A few years later, driving a junk car, Walter and I were again stopped by the highway patrol, this time in San Francisco. One taillight was busted. The cop came to the car with a shotgun pointed at Walter's head. I thought of how one reasonable Virginia cop—as my husband told me later—had refused to participate in a lynching. I thought too of a man named Ernest Detweiler, who a few weeks before our encounter with the California Highway Patrol had been speeding his wife to the hospital. She was in labor. The cop pulled them over and shot Ernest in the face. He died as his wife clutched her heaving belly beside him.
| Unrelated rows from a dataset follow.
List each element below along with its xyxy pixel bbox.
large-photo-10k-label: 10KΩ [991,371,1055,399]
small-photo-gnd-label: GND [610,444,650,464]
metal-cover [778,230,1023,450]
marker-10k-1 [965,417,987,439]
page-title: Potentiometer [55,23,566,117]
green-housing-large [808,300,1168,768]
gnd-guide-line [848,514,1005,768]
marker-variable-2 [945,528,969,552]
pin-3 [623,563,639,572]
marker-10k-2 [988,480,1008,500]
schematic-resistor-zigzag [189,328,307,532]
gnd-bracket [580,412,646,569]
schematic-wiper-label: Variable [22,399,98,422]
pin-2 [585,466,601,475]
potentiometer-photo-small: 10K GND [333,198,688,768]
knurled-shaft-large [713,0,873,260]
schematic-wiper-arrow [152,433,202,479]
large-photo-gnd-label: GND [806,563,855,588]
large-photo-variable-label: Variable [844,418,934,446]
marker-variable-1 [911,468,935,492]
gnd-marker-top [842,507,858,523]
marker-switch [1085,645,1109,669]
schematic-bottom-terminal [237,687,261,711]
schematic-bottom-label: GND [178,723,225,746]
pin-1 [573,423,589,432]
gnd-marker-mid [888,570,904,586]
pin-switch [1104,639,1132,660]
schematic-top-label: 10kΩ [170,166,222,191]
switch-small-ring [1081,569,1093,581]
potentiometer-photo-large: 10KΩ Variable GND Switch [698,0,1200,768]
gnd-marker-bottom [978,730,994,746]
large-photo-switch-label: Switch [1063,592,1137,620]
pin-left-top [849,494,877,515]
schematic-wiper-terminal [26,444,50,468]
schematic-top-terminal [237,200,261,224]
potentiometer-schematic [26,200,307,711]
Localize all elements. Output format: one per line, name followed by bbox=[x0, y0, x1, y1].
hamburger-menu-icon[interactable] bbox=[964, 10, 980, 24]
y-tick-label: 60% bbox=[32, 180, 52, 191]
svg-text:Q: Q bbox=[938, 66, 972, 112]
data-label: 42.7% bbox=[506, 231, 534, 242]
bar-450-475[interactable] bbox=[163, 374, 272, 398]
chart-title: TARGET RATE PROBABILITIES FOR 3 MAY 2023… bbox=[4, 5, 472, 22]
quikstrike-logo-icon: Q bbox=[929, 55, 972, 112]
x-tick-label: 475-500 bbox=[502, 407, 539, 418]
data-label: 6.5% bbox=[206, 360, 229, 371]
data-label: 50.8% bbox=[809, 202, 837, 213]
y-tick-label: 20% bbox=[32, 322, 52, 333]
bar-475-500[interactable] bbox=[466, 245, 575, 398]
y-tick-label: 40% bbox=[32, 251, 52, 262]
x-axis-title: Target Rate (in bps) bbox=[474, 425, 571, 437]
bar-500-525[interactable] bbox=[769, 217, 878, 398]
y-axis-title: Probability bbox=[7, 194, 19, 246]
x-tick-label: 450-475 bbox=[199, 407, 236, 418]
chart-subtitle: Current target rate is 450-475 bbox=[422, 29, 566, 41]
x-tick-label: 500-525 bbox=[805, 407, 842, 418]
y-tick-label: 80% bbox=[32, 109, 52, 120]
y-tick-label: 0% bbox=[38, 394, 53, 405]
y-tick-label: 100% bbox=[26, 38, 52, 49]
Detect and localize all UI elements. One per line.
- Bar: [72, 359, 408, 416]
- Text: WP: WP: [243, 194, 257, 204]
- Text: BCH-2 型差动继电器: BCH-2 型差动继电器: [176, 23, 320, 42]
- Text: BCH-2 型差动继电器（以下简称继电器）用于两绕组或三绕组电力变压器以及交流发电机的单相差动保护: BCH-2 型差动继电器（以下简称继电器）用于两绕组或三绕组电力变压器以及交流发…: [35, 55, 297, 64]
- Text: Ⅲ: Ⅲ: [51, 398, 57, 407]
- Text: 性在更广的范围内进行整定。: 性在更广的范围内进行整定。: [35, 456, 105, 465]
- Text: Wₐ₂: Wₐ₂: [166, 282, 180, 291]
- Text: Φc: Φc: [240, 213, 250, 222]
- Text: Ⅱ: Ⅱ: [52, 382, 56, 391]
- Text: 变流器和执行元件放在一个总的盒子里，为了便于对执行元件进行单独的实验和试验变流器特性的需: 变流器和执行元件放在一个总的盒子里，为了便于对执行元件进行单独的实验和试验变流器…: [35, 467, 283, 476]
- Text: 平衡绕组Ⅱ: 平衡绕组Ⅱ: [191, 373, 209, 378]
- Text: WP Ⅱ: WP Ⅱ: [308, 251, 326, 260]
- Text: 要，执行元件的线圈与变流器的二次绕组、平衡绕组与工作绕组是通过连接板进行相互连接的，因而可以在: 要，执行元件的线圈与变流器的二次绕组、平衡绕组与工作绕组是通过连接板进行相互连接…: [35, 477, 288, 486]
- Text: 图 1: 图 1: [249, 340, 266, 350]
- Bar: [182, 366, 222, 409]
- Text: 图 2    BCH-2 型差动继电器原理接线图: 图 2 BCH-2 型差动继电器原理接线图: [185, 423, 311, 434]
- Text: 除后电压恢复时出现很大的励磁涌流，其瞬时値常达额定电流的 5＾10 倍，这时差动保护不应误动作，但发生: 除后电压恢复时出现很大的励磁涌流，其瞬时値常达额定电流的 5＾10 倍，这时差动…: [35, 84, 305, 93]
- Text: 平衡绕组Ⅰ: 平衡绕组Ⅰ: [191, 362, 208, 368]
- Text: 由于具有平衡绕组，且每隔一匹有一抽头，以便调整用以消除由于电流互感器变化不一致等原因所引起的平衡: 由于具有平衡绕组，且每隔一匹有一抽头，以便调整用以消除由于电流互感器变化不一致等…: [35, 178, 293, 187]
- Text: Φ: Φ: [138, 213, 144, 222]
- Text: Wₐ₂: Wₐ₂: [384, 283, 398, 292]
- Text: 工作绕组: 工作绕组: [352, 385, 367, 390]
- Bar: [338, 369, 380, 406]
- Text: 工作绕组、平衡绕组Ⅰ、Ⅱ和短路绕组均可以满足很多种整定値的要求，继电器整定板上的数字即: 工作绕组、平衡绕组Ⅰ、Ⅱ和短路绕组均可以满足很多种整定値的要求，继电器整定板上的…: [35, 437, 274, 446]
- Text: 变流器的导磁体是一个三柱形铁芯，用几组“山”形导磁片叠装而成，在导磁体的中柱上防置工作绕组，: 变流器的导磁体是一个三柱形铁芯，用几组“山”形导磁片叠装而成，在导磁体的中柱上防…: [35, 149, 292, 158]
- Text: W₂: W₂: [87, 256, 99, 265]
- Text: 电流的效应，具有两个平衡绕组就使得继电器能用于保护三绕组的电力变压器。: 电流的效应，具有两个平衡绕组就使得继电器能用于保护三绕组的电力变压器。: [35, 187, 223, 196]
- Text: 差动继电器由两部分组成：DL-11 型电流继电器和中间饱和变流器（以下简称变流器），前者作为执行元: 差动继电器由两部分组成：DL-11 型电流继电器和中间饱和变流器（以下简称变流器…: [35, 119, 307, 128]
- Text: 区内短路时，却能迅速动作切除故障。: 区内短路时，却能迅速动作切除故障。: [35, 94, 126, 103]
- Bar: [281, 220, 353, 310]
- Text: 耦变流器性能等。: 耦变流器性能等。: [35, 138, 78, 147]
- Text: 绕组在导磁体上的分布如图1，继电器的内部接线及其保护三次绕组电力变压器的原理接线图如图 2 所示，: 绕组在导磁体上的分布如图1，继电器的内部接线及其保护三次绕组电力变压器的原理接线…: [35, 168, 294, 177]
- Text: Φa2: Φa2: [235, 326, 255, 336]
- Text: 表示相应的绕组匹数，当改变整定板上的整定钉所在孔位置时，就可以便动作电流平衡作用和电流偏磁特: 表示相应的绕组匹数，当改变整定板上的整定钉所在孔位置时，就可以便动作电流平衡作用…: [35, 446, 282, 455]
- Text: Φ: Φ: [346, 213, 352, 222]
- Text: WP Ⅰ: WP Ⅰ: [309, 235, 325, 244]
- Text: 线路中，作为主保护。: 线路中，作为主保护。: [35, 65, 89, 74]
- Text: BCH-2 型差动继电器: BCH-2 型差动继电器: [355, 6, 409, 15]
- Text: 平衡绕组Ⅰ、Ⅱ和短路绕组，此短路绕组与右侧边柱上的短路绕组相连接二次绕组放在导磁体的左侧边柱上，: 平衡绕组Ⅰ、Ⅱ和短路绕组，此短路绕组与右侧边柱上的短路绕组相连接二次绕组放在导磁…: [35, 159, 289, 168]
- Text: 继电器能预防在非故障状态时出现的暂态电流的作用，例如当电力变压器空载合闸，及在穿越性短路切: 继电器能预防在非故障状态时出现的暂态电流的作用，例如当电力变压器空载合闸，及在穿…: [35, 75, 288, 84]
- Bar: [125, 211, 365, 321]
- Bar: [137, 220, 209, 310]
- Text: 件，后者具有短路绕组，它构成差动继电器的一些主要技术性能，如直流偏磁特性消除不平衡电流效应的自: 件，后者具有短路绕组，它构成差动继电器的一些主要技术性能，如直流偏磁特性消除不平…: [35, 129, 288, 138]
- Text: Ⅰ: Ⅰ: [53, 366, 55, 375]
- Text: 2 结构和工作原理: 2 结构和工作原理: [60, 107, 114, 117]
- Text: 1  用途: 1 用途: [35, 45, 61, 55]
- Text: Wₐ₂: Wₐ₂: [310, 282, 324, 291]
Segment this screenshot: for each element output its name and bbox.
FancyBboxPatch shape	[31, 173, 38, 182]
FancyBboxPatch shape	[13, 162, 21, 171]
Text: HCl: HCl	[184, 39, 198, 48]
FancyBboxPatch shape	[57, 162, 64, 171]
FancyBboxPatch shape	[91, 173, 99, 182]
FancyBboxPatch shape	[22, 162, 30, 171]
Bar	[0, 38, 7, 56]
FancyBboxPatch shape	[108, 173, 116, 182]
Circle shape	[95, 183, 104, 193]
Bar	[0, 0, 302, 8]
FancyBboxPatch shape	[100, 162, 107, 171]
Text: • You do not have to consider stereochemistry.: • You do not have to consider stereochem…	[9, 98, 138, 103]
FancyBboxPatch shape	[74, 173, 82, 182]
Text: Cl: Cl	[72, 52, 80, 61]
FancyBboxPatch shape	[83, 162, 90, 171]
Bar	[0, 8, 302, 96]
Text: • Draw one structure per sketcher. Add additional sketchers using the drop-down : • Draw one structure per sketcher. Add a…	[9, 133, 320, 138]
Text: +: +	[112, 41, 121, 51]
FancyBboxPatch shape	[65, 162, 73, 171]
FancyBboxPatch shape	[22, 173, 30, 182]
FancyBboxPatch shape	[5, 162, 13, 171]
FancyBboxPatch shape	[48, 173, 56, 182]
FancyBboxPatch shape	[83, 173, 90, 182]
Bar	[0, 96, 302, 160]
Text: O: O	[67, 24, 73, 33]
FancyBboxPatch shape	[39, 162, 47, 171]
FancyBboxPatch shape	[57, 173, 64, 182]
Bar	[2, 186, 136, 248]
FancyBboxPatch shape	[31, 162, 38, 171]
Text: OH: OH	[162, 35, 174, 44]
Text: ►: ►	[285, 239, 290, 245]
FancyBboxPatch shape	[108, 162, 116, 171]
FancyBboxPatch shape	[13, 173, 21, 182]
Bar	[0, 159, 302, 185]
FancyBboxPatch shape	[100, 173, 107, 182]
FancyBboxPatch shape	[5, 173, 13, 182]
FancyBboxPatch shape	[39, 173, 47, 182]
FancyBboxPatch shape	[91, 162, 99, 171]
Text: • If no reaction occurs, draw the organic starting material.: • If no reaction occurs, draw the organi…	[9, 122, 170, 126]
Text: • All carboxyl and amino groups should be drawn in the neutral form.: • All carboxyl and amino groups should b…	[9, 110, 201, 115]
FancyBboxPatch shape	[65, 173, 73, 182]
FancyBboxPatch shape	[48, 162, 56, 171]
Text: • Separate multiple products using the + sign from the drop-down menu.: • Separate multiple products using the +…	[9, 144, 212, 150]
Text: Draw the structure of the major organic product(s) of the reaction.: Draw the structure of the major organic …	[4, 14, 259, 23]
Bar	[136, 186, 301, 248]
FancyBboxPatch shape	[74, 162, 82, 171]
The cop reported that the trigger accidentally discharged as Detweiler's car lurched forward. Whatever Mrs. Detweiler said, no one chose to record.
It still punches me in the gut to know that Walter could've been legally executed for a broken taillight.
Recently, when I complained about the caricatures that pass for human beings in the novel and the movie, "The Help," an acquaintance suggested I was hypersensitive on the subject of race. I've often thought that if more white people experienced some of what I've seen, we'd all be hypersensitive and the statistical discrepancies between people of color and whites in this country would shrink. Here's an example of what I'm talking about:
. . . a has found . . . that median wealth declined by 66 percent among Hispanic households between 2005 and 2009. For black households during the same time period, median wealth fell by 53 percent, while white households experienced a decline of only 16 percent.